Duc de Mailly; Théodore Richard [1782-1859], Paris; (his sale, Hôtel Drouot, Paris, 19-20 and 22 March 1858, no. 176, with sitter misidentified as Portrait of Bouffon). (sale, Hôtel Drouot, Paris, 27 March 1877, no. 42, with sitter misidentified as Portrait of Bouffon); Gustave Rothan; (his sale, Galerie Georges Petit, Paris, 29-31 May 1890, no. 176, as Portrait of a Man); L. Cahen d'Anvers,[1] Paris, by 1900; A. de Rothschild, by 1906; (Thos. Agnew and Sons, Ltd., London), by 4 May 1936; comte X...; (his sale, Galerie Jean Charpentier, Paris, 18 March 1937, lot A); purchased by Damidot.[2] (Galerie Cailleux, Paris), by 1952;[3] purchased 1954 by the Samuel H. Kress Foundation, New York; gift 1961 to NGA.
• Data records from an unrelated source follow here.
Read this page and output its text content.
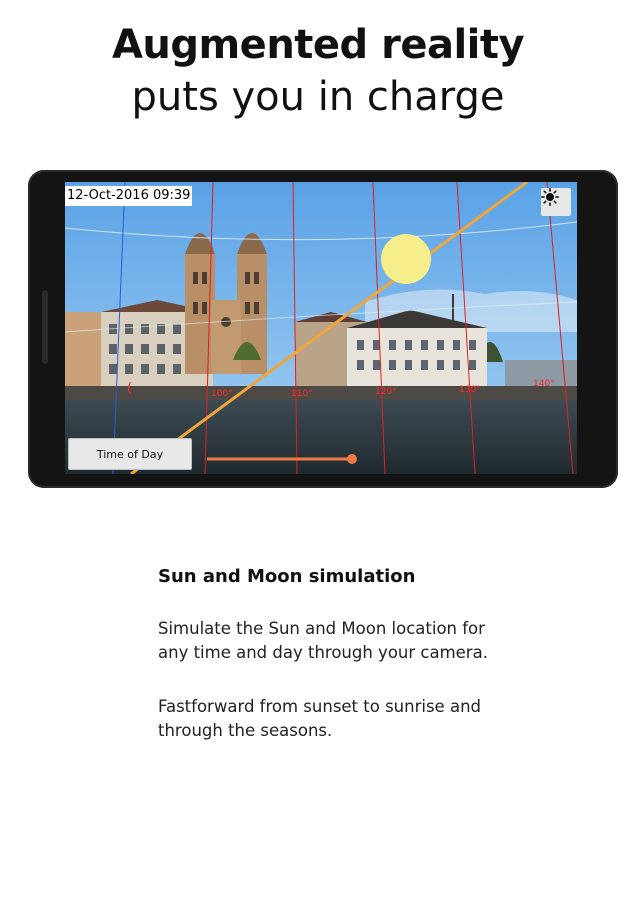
Augmented reality
puts you in charge
100°	110°	120°	130°
140°
(
12-Oct-2016 09:39
Time of Day
Sun and Moon simulation

Simulate the Sun and Moon location for
any time and day through your camera.

Fastforward from sunset to sunrise and
through the seasons.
[1] In all probability, the French banker comte Louis-Raphaël Cahen d'Anvers (1837-1922); see Colin Bailey's entry for Renoir's Portrait of Alice and Élisabeth Cahen d'Anvers (Museu de Arte de Sao Paolo Assis Chateaubriand), in Colin Bailey, Renoir's Portraits: Impressions of an Age, exh. cat.; National Gallery of Canada, Ottawa; Art Institute of Chicago; Kimbell Art Museum, Fort Worth; New Haven, 1997: 180-182, no. 38, and notes on 306-307.
[2] This was reported in the Gazette de l'Hôtel Drouot, 20 March 1937: 1.
[3] The painting was lent by Cailleux to the 1952 exhibition at the Galerie Charpentier in Paris.